Making art might be competitive. Just like pro athletes train with and against each other to keep them pushed to their limit, it’s a good job we have other people to measure what we do against. But art is not a competition. Someone else’s success doesn’t stop you from having your own. Never mind if iTunes has a sales chart. Never mind that awards are given to some people sometime and not others. None of these things stop you achieving your own success in whatever way you want to measure it.

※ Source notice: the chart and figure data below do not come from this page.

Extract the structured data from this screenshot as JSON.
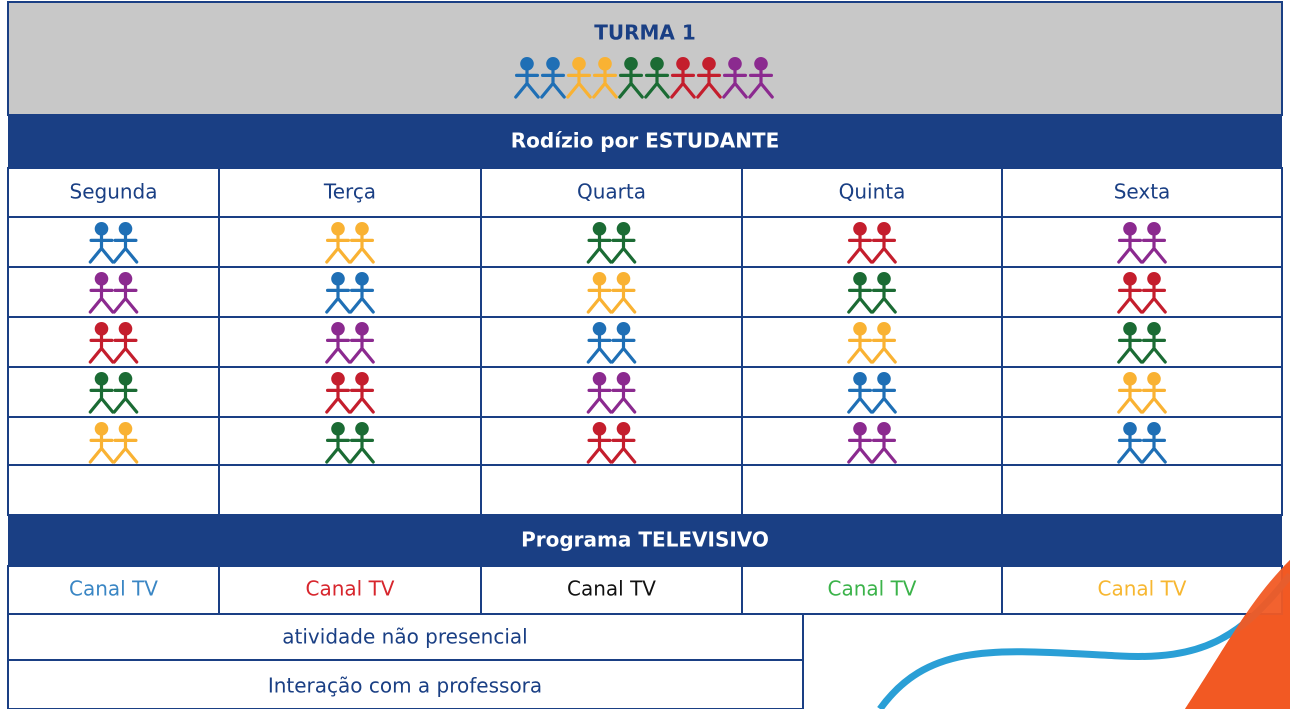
{
  "header": {
    "title": "TURMA 1"
  },
  "rotation": {
    "title": "Rodízio por ESTUDANTE",
    "days": [
      "Segunda",
      "Terça",
      "Quarta",
      "Quinta",
      "Sexta"
    ]
  },
  "program": {
    "title": "Programa TELEVISIVO",
    "channels": [
      "Canal TV",
      "Canal TV",
      "Canal TV",
      "Canal TV",
      "Canal TV"
    ]
  },
  "footer": {
    "rows": [
      "atividade não presencial",
      "Interação com a professora"
    ]
  }
}
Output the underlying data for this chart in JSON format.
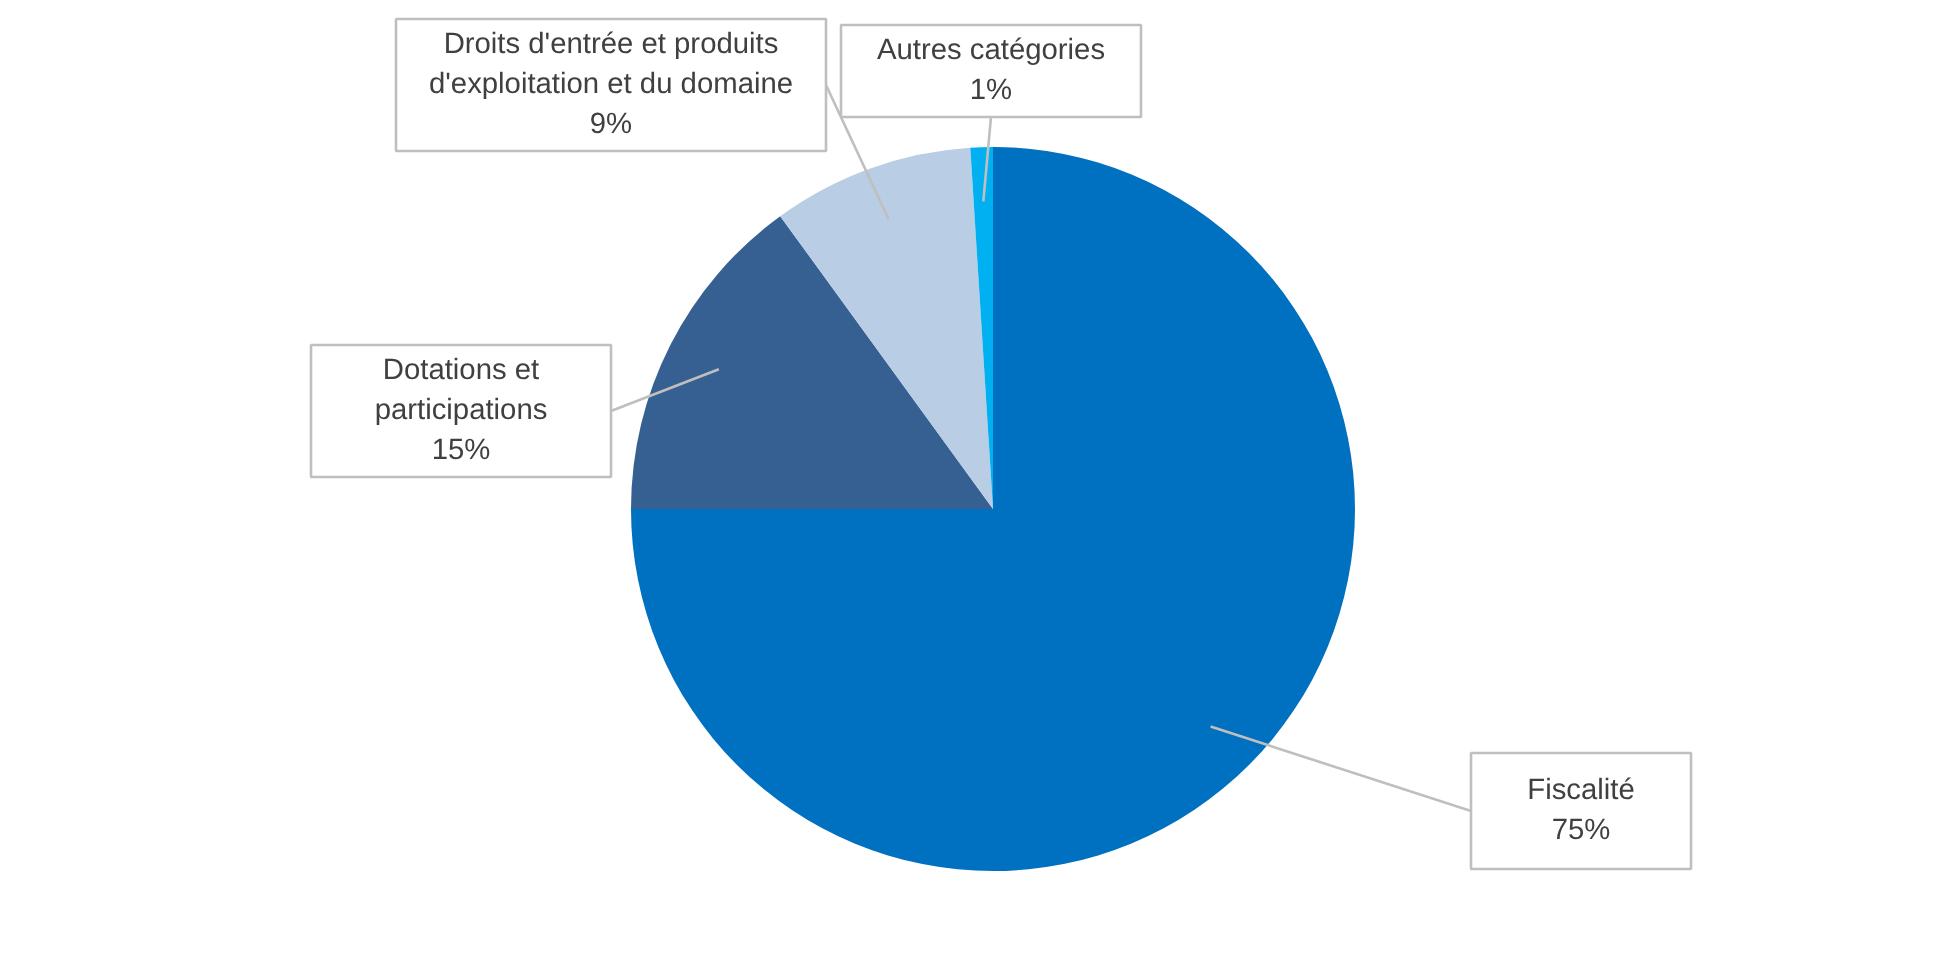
{
  "chart_data": {
    "type": "pie",
    "categories": [
      "Fiscalité",
      "Dotations et participations",
      "Droits d'entrée et produits d'exploitation et du domaine",
      "Autres catégories"
    ],
    "values": [
      75,
      15,
      9,
      1
    ],
    "colors": [
      "#0070c0",
      "#376092",
      "#b9cde5",
      "#00b0f0"
    ],
    "value_labels": [
      "75%",
      "15%",
      "9%",
      "1%"
    ]
  }
}
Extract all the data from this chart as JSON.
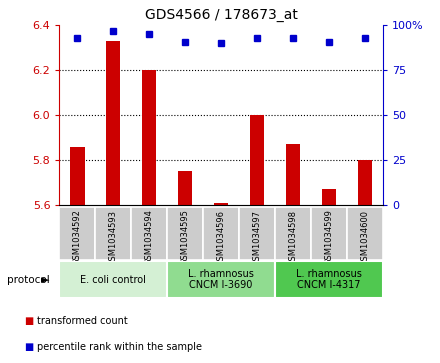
{
  "title": "GDS4566 / 178673_at",
  "samples": [
    "GSM1034592",
    "GSM1034593",
    "GSM1034594",
    "GSM1034595",
    "GSM1034596",
    "GSM1034597",
    "GSM1034598",
    "GSM1034599",
    "GSM1034600"
  ],
  "red_values": [
    5.86,
    6.33,
    6.2,
    5.75,
    5.61,
    6.0,
    5.87,
    5.67,
    5.8
  ],
  "blue_values": [
    93,
    97,
    95,
    91,
    90,
    93,
    93,
    91,
    93
  ],
  "ylim_left": [
    5.6,
    6.4
  ],
  "ylim_right": [
    0,
    100
  ],
  "yticks_left": [
    5.6,
    5.8,
    6.0,
    6.2,
    6.4
  ],
  "yticks_right": [
    0,
    25,
    50,
    75,
    100
  ],
  "grid_lines": [
    5.8,
    6.0,
    6.2
  ],
  "groups": [
    {
      "label": "E. coli control",
      "start": 0,
      "end": 3,
      "color": "#d4f0d4"
    },
    {
      "label": "L. rhamnosus\nCNCM I-3690",
      "start": 3,
      "end": 6,
      "color": "#90dc90"
    },
    {
      "label": "L. rhamnosus\nCNCM I-4317",
      "start": 6,
      "end": 9,
      "color": "#50c850"
    }
  ],
  "red_color": "#cc0000",
  "blue_color": "#0000cc",
  "bar_bg": "#cccccc",
  "left_tick_color": "#cc0000",
  "right_tick_color": "#0000cc",
  "legend_red": "transformed count",
  "legend_blue": "percentile rank within the sample",
  "protocol_label": "protocol"
}
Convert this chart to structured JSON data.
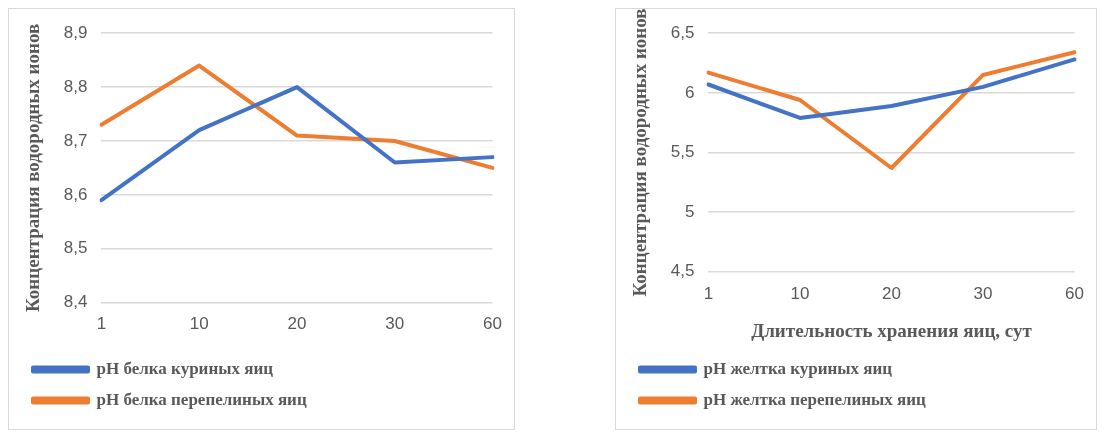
{
  "chart_data": [
    {
      "type": "line",
      "ylabel": "Концентрация водородных ионов",
      "categories": [
        "1",
        "10",
        "20",
        "30",
        "60"
      ],
      "series": [
        {
          "name": "pH белка куриных яиц",
          "color": "#4472c4",
          "values": [
            8.59,
            8.72,
            8.8,
            8.66,
            8.67
          ]
        },
        {
          "name": "pH белка перепелиных яиц",
          "color": "#ed7d31",
          "values": [
            8.73,
            8.84,
            8.71,
            8.7,
            8.65
          ]
        }
      ],
      "ylim": [
        8.4,
        8.9
      ],
      "yticks": [
        {
          "value": 8.4,
          "label": "8,4"
        },
        {
          "value": 8.5,
          "label": "8,5"
        },
        {
          "value": 8.6,
          "label": "8,6"
        },
        {
          "value": 8.7,
          "label": "8,7"
        },
        {
          "value": 8.8,
          "label": "8,8"
        },
        {
          "value": 8.9,
          "label": "8,9"
        }
      ],
      "grid": "y",
      "legend": "bottom",
      "marker": "none",
      "line_style": "solid"
    },
    {
      "type": "line",
      "ylabel": "Концентрация водородных ионов",
      "xlabel": "Длительность хранения яиц, сут",
      "categories": [
        "1",
        "10",
        "20",
        "30",
        "60"
      ],
      "series": [
        {
          "name": "pH желтка куриных яиц",
          "color": "#4472c4",
          "values": [
            6.07,
            5.79,
            5.89,
            6.05,
            6.28
          ]
        },
        {
          "name": "pH желтка перепелиных яиц",
          "color": "#ed7d31",
          "values": [
            6.17,
            5.94,
            5.37,
            6.15,
            6.34
          ]
        }
      ],
      "ylim": [
        4.5,
        6.5
      ],
      "yticks": [
        {
          "value": 4.5,
          "label": "4,5"
        },
        5,
        {
          "value": 5.5,
          "label": "5,5"
        },
        6,
        {
          "value": 6.5,
          "label": "6,5"
        }
      ],
      "grid": "y",
      "legend": "bottom",
      "marker": "none",
      "line_style": "solid"
    }
  ]
}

The trouble with letting jealousy or insecurity lead the way is that aside from making you seem like a bitter piece of shit there’s every chance it will actually help prevent you from getting where you want to be. The people most people want to be around are comfortable sharing and celebrating other people’s success. In fact, being in the same circle as successful people is much more likely to make you successful. I get a lot of opportunities sent my way from hanging out with people who are doing well at what they do. Things come up that they pass on. They share writing ideas and opportunities that are worth pursuing, as I do with them. If any of us avoided each other because we were jealous and insecure none of that would happen.
That’s not to say it isn’t hard to snuff jealousy out completely. All artists feel insecurity from time to time. But the more you keep that jealousy at bay, the happier and more successful you’ll be. Success is a great thing, whoever it happens to. And if you keep persevering and wait patiently enough, it will be yours sometime too.